Llamé al hotel. Efectivamente, Alberto había llamado hacía un rato preguntando por mí y su mensaje fue que me esperaría en el aeropuerto. Sólo me quedaba continuar buscándolo, tarea no del todo asequible pese a las dimensiones relativamente reducidas del terminal. No dejaba de pensar en que mis captores bien pudieron seguirme. Sabía que no necesitaba permiso especial alguno para salir del país y me acerqué al mostrador de mi aerolínea. Era factible cambiar mi pasaje de regreso para el siguiente vuelo a Santiago, al día siguiente en la mañana. Eso era muy tarde. Pregunté por el vuelo más próximo fuera del país. Sólo había uno a Sao Paulo dentro de tres horas. Acaricié esa posibilidad y me aboqué por última vez a buscar a Alberto. Llamé nuevamente al hotel. Supe que un par de policías estaban, en ese momento, preguntando por mí. Me indicaron que le pasarían la bocina a uno de ellos. Quise cortar, pero quedé estático. “Doctor, estamos queriendo hablar con Ud. de parte de la Licenciada Peredo”, dijo uno de ellos; “dice que por favor vaya a visitarla, está internada en Palmasola, ¿sabe llegar?”

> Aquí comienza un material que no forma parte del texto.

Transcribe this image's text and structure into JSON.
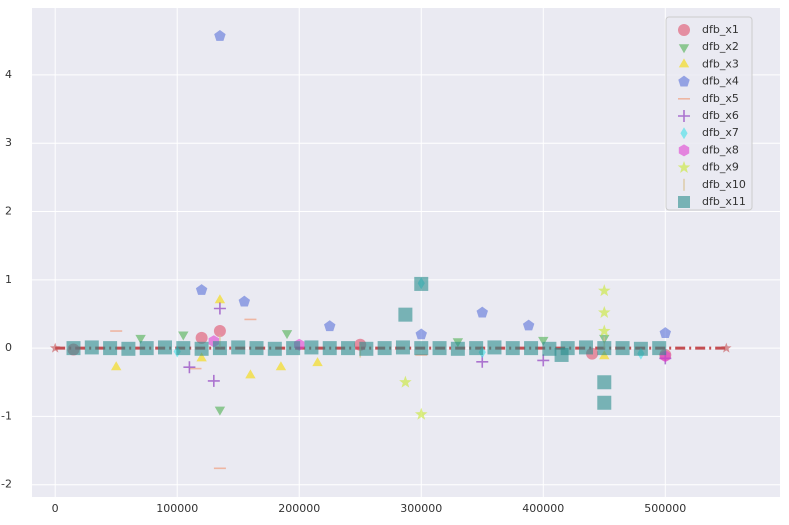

Agradecí el mensaje y corté. Pensé que el dependiente del hotel ya habría informado a esos policías que yo me encontraba en el aeropuerto y me inquieté. me acerqué otra vez al mesón de Aerolíneas, preguntando por Alberto. “Su amigo ha estado todo este tiempo esperándolo”, me dijo una guapa aeromoza, “está ahí sentado enfrente”.
Dirigí la mirada en la dirección indicada: un par de mesitas y sillas junto a una máquina expendedora de bebidas. Ahí estaba, efectivamente, Alberto. Bebía un café y parecía distraído, un poco más canoso, bien vestido, barba bien recortada, de gafas oscuras. Sin duda, mi amigo seguía vigente en el mundo a veces brusco de las investigaciones privadas. “¡Alberto!”, le grité.
Alberto se puso de pie, sin mirarme, y sonrió. Comenzó a avanzar entre la gente, directo hacia mí, dando golpecitos con una especie de varilla a cada lado y a cada paso. A medida que avanzaba lo noté con claridad: mi amigo sostenía en su mano derecha un bastón retráctil. Estaba ciego.